Édito

Danse de l’évitement

Danse de l'évitement
En trois jours de combats, l'assaut turc charrie son lot de civils déplacés – 130 000 selon l’ONU – et de morts. KEYSTONE
Syrie

La guerre est à l’œuvre en Syrie. En trois jours de combats, l’assaut turc charrie déjà son lot de civils déplacés – 130 000 selon l’ONU – et de morts: 104 combattants kurdes et plus de 60 civils selon un décompte appelé à croître. La réponse internationale envers cette attaque par le régime de Recep Tayyip Erdogan s’avère dramatiquement frileuse.

La France et l’Allemagne se sont enfin décidées à cesser les exportations d’armes vers la Turquie. Tant mieux. Mais cette décision n’aurait-elle pas dû intervenir bien plus tôt? Les avertissements quant aux risques de nettoyage ethnique encourus par la communauté kurde se font entendre depuis des années, depuis les attaques en 2015 de Cizre ou de Diyarbakir avec des armes lourdes. Dans les années 1990, déjà, l’armée turque commettait des exactions envers les Kurdes sous couvert de lutte contre les «terroristes» du Parti des travailleurs du Kurdistan (PKK).

Mais la communauté internationale est mal prise. Le Vieux-Continent mange dans la main d’Erdogan, gardien de l’un des verrous migratoires de la forteresse Europe. La Turquie est par ailleurs membre de l’alliance de l’OTAN, tout en étant dans les bonnes grâces de la Chine et de la Russie. En diplomatie onusienne, cela donne une curieuse danse de l’évitement: les Etats-Unis refusent ainsi de condamner les bombardements, mais «réaffirment n’avoir donné aucun feu vert» et «évoquent des conséquences pour Ankara si l’offensive turque menait à une crise humanitaire» (Le Monde, 11 octobre).

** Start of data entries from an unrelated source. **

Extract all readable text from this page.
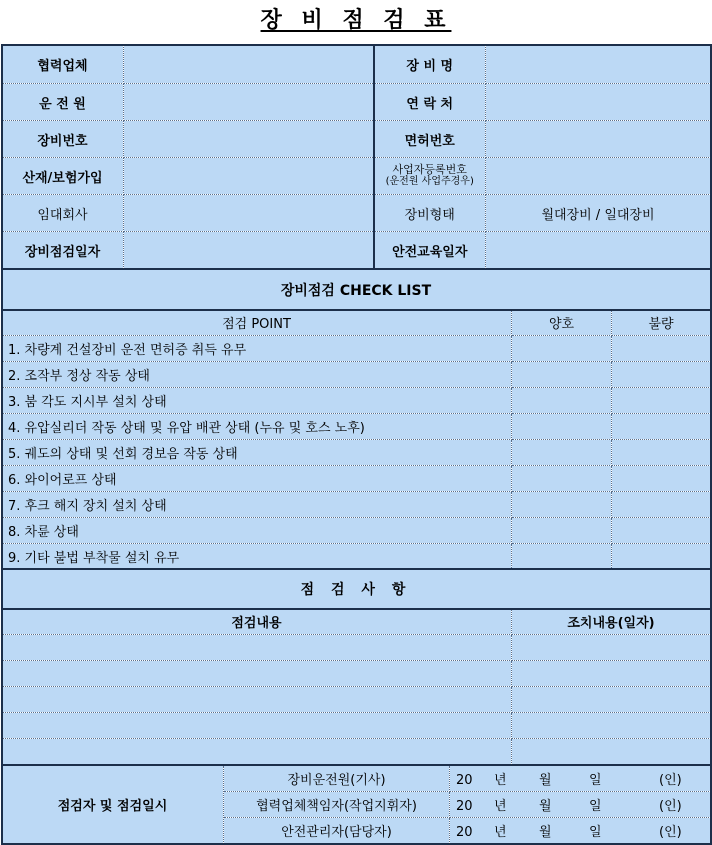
장 비 점 검 표
협력업체		장 비 명	
운 전 원		연 락 처	
장비번호		면허번호	
산재/보험가입		사업자등록번호
(운전원 사업주경우)	

임대회사		장비형태	월대장비 / 일대장비
장비점검일자		안전교육일자	
장비점검 CHECK LIST		
점검 POINT	양호	불량
1. 차량계 건설장비 운전 면허증 취득 유무		
2. 조작부 정상 작동 상태		
3. 붐 각도 지시부 설치 상태		
4. 유압실리더 작동 상태 및 유압 배관 상태 (누유 및 호스 노후)		
5. 궤도의 상태 및 선회 경보음 작동 상태		
6. 와이어로프 상태		
7. 후크 해지 장치 설치 상태		
8. 차륜 상태		
9. 기타 불법 부착물 설치 유무		
점 검 사 항	
점검내용	조치내용(일자)

점검자 및 점검일시	장비운전원(기사)	20 년 월 일 (인)
	협력업체책임자(작업지휘자)	20 년 월 일 (인)
	안전관리자(담당자)	20 년 월 일 (인)
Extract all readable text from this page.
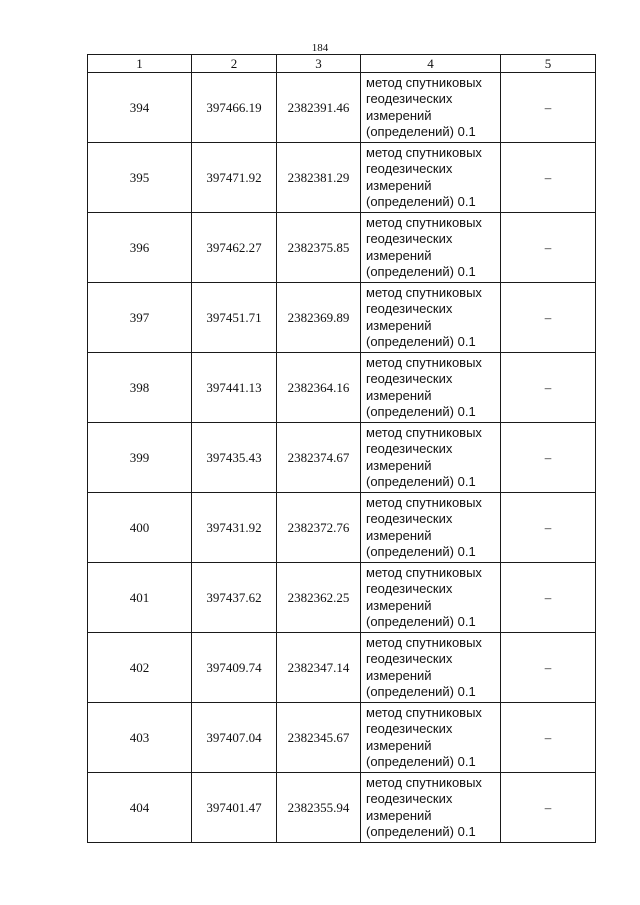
184
1	2	3	4	5
394	397466.19	2382391.46	метод спутниковых
геодезических
измерений
(определений) 0.1	–
395	397471.92	2382381.29	метод спутниковых
геодезических
измерений
(определений) 0.1	–
396	397462.27	2382375.85	метод спутниковых
геодезических
измерений
(определений) 0.1	–
397	397451.71	2382369.89	метод спутниковых
геодезических
измерений
(определений) 0.1	–
398	397441.13	2382364.16	метод спутниковых
геодезических
измерений
(определений) 0.1	–
399	397435.43	2382374.67	метод спутниковых
геодезических
измерений
(определений) 0.1	–
400	397431.92	2382372.76	метод спутниковых
геодезических
измерений
(определений) 0.1	–
401	397437.62	2382362.25	метод спутниковых
геодезических
измерений
(определений) 0.1	–
402	397409.74	2382347.14	метод спутниковых
геодезических
измерений
(определений) 0.1	–
403	397407.04	2382345.67	метод спутниковых
геодезических
измерений
(определений) 0.1	–
404	397401.47	2382355.94	метод спутниковых
геодезических
измерений
(определений) 0.1	–
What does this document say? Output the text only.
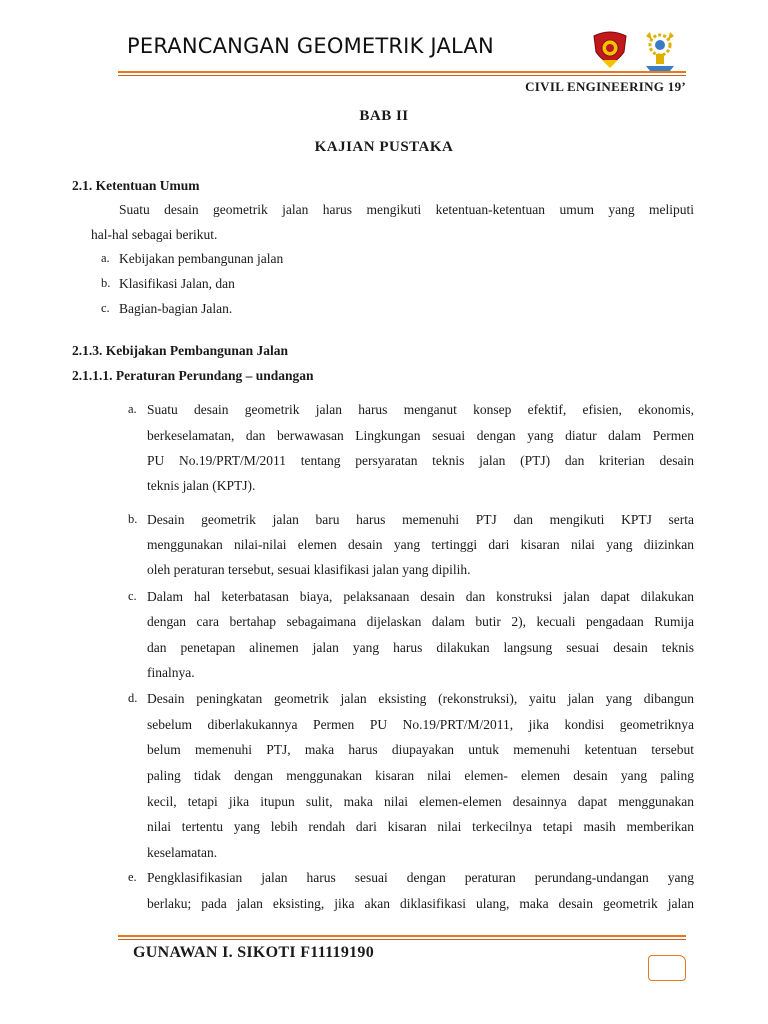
PERANCANGAN GEOMETRIK JALAN
CIVIL ENGINEERING 19’
BAB II
KAJIAN PUSTAKA
2.1. Ketentuan Umum
Suatu desain geometrik jalan harus mengikuti ketentuan-ketentuan umum yang meliputi
hal-hal sebagai berikut.
a. Kebijakan pembangunan jalan
b. Klasifikasi Jalan, dan
c. Bagian-bagian Jalan.
2.1.3. Kebijakan Pembangunan Jalan
2.1.1.1. Peraturan Perundang – undangan
a. Suatu desain geometrik jalan harus menganut konsep efektif, efisien, ekonomis,
berkeselamatan, dan berwawasan Lingkungan sesuai dengan yang diatur dalam Permen
PU No.19/PRT/M/2011 tentang persyaratan teknis jalan (PTJ) dan kriterian desain
teknis jalan (KPTJ).
b. Desain geometrik jalan baru harus memenuhi PTJ dan mengikuti KPTJ serta
menggunakan nilai-nilai elemen desain yang tertinggi dari kisaran nilai yang diizinkan
oleh peraturan tersebut, sesuai klasifikasi jalan yang dipilih.
c. Dalam hal keterbatasan biaya, pelaksanaan desain dan konstruksi jalan dapat dilakukan
dengan cara bertahap sebagaimana dijelaskan dalam butir 2), kecuali pengadaan Rumija
dan penetapan alinemen jalan yang harus dilakukan langsung sesuai desain teknis
finalnya.
d. Desain peningkatan geometrik jalan eksisting (rekonstruksi), yaitu jalan yang dibangun
sebelum diberlakukannya Permen PU No.19/PRT/M/2011, jika kondisi geometriknya
belum memenuhi PTJ, maka harus diupayakan untuk memenuhi ketentuan tersebut
paling tidak dengan menggunakan kisaran nilai elemen- elemen desain yang paling
kecil, tetapi jika itupun sulit, maka nilai elemen-elemen desainnya dapat menggunakan
nilai tertentu yang lebih rendah dari kisaran nilai terkecilnya tetapi masih memberikan
keselamatan.
e. Pengklasifikasian jalan harus sesuai dengan peraturan perundang-undangan yang
berlaku; pada jalan eksisting, jika akan diklasifikasi ulang, maka desain geometrik jalan
GUNAWAN I. SIKOTI F11119190
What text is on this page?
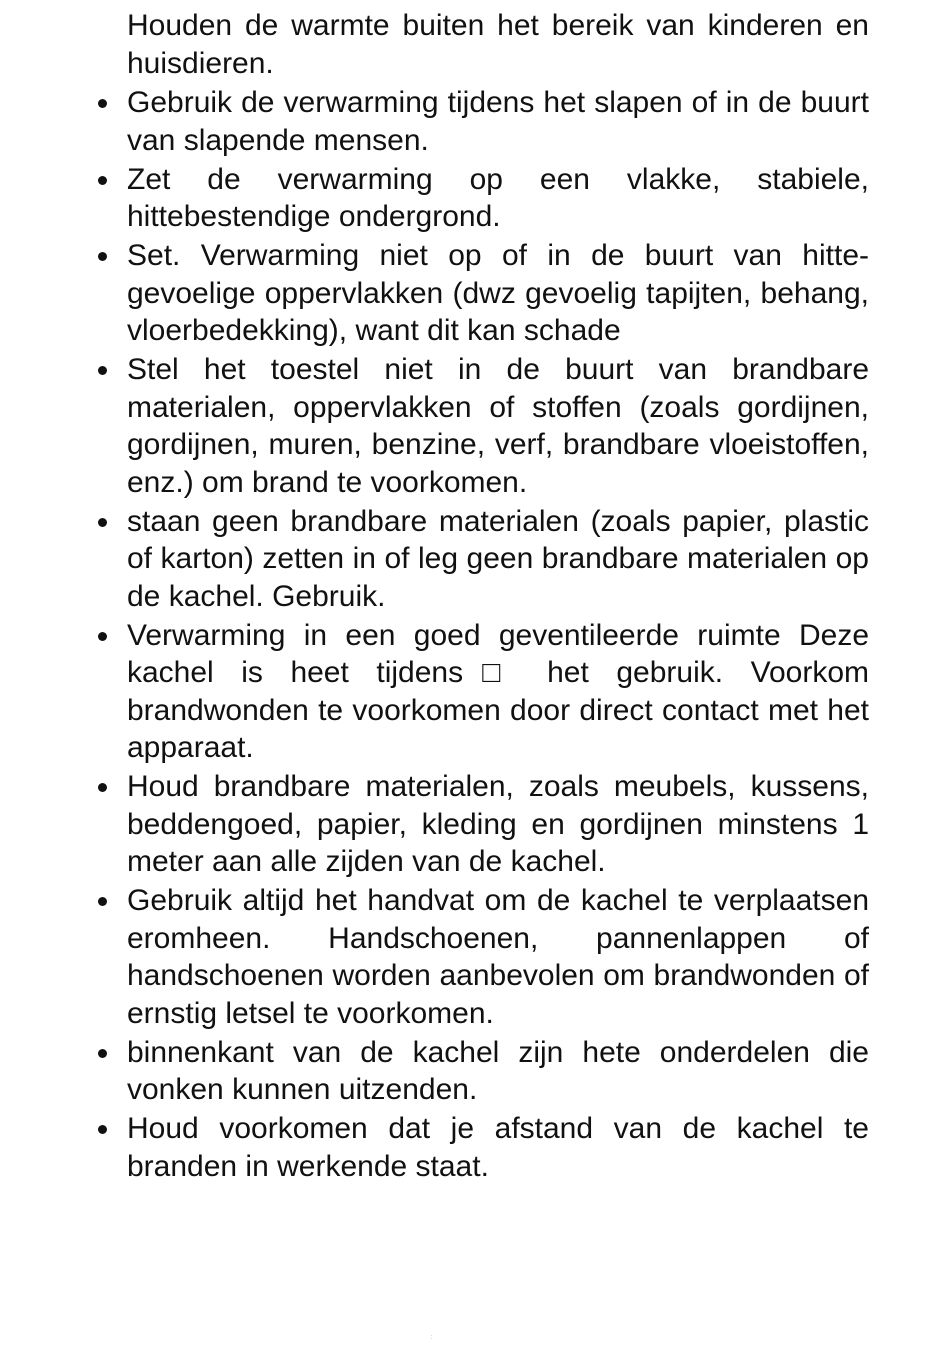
Houden de warmte buiten het bereik van kinderen en huisdieren.

Gebruik de verwarming tijdens het slapen of in de buurt van slapende mensen.
Zet de verwarming op een vlakke, stabiele, hittebestendige ondergrond.
Set. Verwarming niet op of in de buurt van hitte-gevoelige oppervlakken (dwz gevoelig tapijten, behang, vloerbedekking), want dit kan schade
Stel het toestel niet in de buurt van brandbare materialen, oppervlakken of stoffen (zoals gordijnen, gordijnen, muren, benzine, verf, brandbare vloeistoffen, enz.) om brand te voorkomen.
staan geen brandbare materialen (zoals papier, plastic of karton) zetten in of leg geen brandbare materialen op de kachel. Gebruik.
Verwarming in een goed geventileerde ruimte Deze kachel is heet tijdens□ het gebruik. Voorkom brandwonden te voorkomen door direct contact met het apparaat.
Houd brandbare materialen, zoals meubels, kussens, beddengoed, papier, kleding en gordijnen minstens 1 meter aan alle zijden van de kachel.
Gebruik altijd het handvat om de kachel te verplaatsen eromheen. Handschoenen, pannenlappen of handschoenen worden aanbevolen om brandwonden of ernstig letsel te voorkomen.
binnenkant van de kachel zijn hete onderdelen die vonken kunnen uitzenden.
Houd voorkomen dat je afstand van de kachel te branden in werkende staat.
:
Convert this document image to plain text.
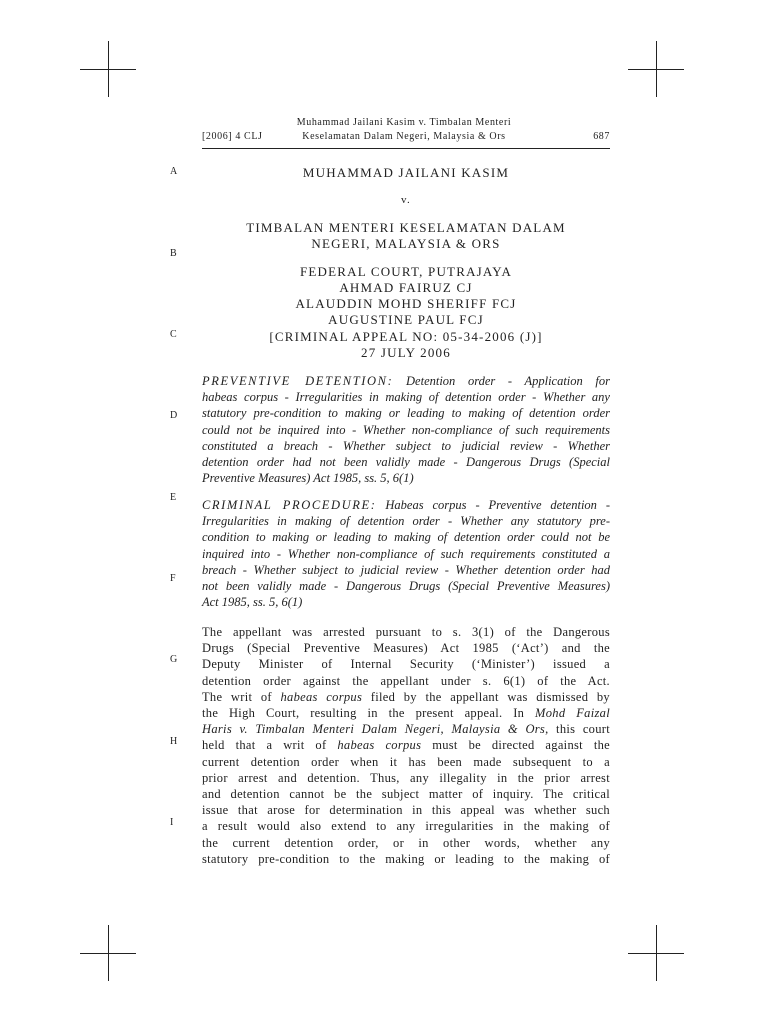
[2006] 4 CLJ
Muhammad Jailani Kasim v. Timbalan Menteri
Keselamatan Dalam Negeri, Malaysia & Ors	687
A
B
C
D
E
F
G
H
I
MUHAMMAD JAILANI KASIM
v.
TIMBALAN MENTERI KESELAMATAN DALAM
NEGERI, MALAYSIA & ORS
FEDERAL COURT, PUTRAJAYA
AHMAD FAIRUZ CJ
ALAUDDIN MOHD SHERIFF FCJ
AUGUSTINE PAUL FCJ
[CRIMINAL APPEAL NO: 05-34-2006 (J)]
27 JULY 2006
PREVENTIVE DETENTION: Detention order - Application for
habeas corpus - Irregularities in making of detention order - Whether any
statutory pre-condition to making or leading to making of detention order
could not be inquired into - Whether non-compliance of such requirements
constituted a breach - Whether subject to judicial review - Whether
detention order had not been validly made - Dangerous Drugs (Special
Preventive Measures) Act 1985, ss. 5, 6(1)
CRIMINAL PROCEDURE: Habeas corpus - Preventive detention -
Irregularities in making of detention order - Whether any statutory pre-
condition to making or leading to making of detention order could not be
inquired into - Whether non-compliance of such requirements constituted a
breach - Whether subject to judicial review - Whether detention order had
not been validly made - Dangerous Drugs (Special Preventive Measures)
Act 1985, ss. 5, 6(1)
The appellant was arrested pursuant to s. 3(1) of the Dangerous
Drugs (Special Preventive Measures) Act 1985 (‘Act’) and the
Deputy Minister of Internal Security (‘Minister’) issued a
detention order against the appellant under s. 6(1) of the Act.
The writ of habeas corpus filed by the appellant was dismissed by
the High Court, resulting in the present appeal. In Mohd Faizal
Haris v. Timbalan Menteri Dalam Negeri, Malaysia & Ors, this court
held that a writ of habeas corpus must be directed against the
current detention order when it has been made subsequent to a
prior arrest and detention. Thus, any illegality in the prior arrest
and detention cannot be the subject matter of inquiry. The critical
issue that arose for determination in this appeal was whether such
a result would also extend to any irregularities in the making of
the current detention order, or in other words, whether any
statutory pre-condition to the making or leading to the making of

A qui chercherait le terme «sanctions», il est facile de s’épargner ce labeur: il ne figure nulle part. Le Venezuela et Cuba apprécieront l’égalité de traitement. Et la timide déclaration du Conseil de sécurité de l’ONU, qui appelait à la voie diplomatique plutôt que militaire, a finalement été bloquée par la Russie.

La Suisse pas en reste

Des paroles en l’air et sans effet, malgré la menace imminente pour les Kurdes, donc. La Suisse n’est pas en reste, qui se targue sur le site des Affaires étrangères des «relations étroites et diversifiées» entre nos deux pays, des 2,6 milliards d’investissements suisses sur place ou de la coopération policière, à la migration et à la lutte contre le terrorisme…

Des parlementaires (PS et Verts) ont appelé le Conseil fédéral à immédiatement suspendre la ratification de l’accord de libre-échange avec la Turquie. A quoi des élus bourgeois (PDC et PLR) ont rétorqué que l’accord prévoyait «de soulever des questions relatives aux droits de l’homme». Décidément, l’économie a ses raisons que l’on connaît trop bien; cela s’appelle le cynisme. Erdogan doit décidément trembler dans ses bottes.